İnsanlarda “memalik i osmani “nin yani Osmanlı hemşeriliğinin benzeri bir aidiyet duygusu uyandırılıyor,bu duyguya aşılanmış insanlar bir yere ait olmanın teminatına sahip oluyor.
Fakat -ne, millet -ne,milliyetçilik vardır, insanlar toplumun bütün katmanlarını eşit ve çelişkisiz görmeyen ve adaleti buna göre dağıtan bir oluşumu benimsemek üzere yetiştiriliyor ve teba oluşuyor.

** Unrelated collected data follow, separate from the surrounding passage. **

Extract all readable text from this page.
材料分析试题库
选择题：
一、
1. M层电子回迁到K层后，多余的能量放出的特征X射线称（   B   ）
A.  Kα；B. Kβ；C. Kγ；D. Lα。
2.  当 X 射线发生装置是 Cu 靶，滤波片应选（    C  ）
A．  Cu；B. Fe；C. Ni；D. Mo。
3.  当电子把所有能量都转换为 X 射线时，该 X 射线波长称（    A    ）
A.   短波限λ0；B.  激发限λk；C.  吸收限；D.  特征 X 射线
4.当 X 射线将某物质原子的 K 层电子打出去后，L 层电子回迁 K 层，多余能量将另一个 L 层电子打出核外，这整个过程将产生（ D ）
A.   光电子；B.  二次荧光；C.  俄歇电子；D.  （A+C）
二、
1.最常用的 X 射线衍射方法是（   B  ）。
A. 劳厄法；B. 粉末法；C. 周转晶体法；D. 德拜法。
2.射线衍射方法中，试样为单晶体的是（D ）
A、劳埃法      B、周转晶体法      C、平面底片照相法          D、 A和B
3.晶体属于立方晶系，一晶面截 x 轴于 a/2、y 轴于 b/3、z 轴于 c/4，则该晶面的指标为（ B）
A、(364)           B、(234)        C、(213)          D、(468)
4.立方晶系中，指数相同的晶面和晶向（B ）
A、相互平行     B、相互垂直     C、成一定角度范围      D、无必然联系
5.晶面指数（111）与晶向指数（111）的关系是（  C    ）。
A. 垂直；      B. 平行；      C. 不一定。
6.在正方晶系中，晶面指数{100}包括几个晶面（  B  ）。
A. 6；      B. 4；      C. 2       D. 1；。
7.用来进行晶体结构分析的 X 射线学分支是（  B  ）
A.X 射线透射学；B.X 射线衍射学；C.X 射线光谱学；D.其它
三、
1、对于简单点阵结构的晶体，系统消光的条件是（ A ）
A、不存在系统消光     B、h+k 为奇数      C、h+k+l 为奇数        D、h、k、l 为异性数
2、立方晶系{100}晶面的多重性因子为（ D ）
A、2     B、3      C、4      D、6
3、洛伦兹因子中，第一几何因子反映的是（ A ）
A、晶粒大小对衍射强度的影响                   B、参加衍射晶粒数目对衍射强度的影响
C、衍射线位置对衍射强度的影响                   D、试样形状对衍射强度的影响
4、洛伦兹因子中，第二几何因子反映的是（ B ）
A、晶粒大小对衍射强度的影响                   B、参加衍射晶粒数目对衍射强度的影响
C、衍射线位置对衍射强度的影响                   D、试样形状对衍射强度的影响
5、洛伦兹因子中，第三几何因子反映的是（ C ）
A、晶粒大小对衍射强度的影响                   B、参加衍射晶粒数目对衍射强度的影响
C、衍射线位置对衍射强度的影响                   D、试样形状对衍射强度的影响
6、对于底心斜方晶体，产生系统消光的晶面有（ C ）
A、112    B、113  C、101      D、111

Baştaki adam İslamı temsil etmektedir ve Somalilik yerine vatandaşlık asli unsur haline getirilmiş, diğer İslam ülkeleriyle birlikte bu zincirin Türkiye’deki halife (!) ile bütünleşmesi öngörülüyor.
*
BM’den ve Türkiye’den yardım malzemelerinin gelmesi, Türk islami sivil örgütlerinin deneyimli aktivistlerinin açlık,kuraklık ve salgın hastalıklarla boğuşan çaresiz, psikolojisi tükenmiş Somali halkıyla bu temel öğreti eşliğinde buluşmasıyla eşzamanlı, El-Şebab militanlarına şiddetten vazgeçmeleri ve teslim olmaları çağrılarında bulunuluyor.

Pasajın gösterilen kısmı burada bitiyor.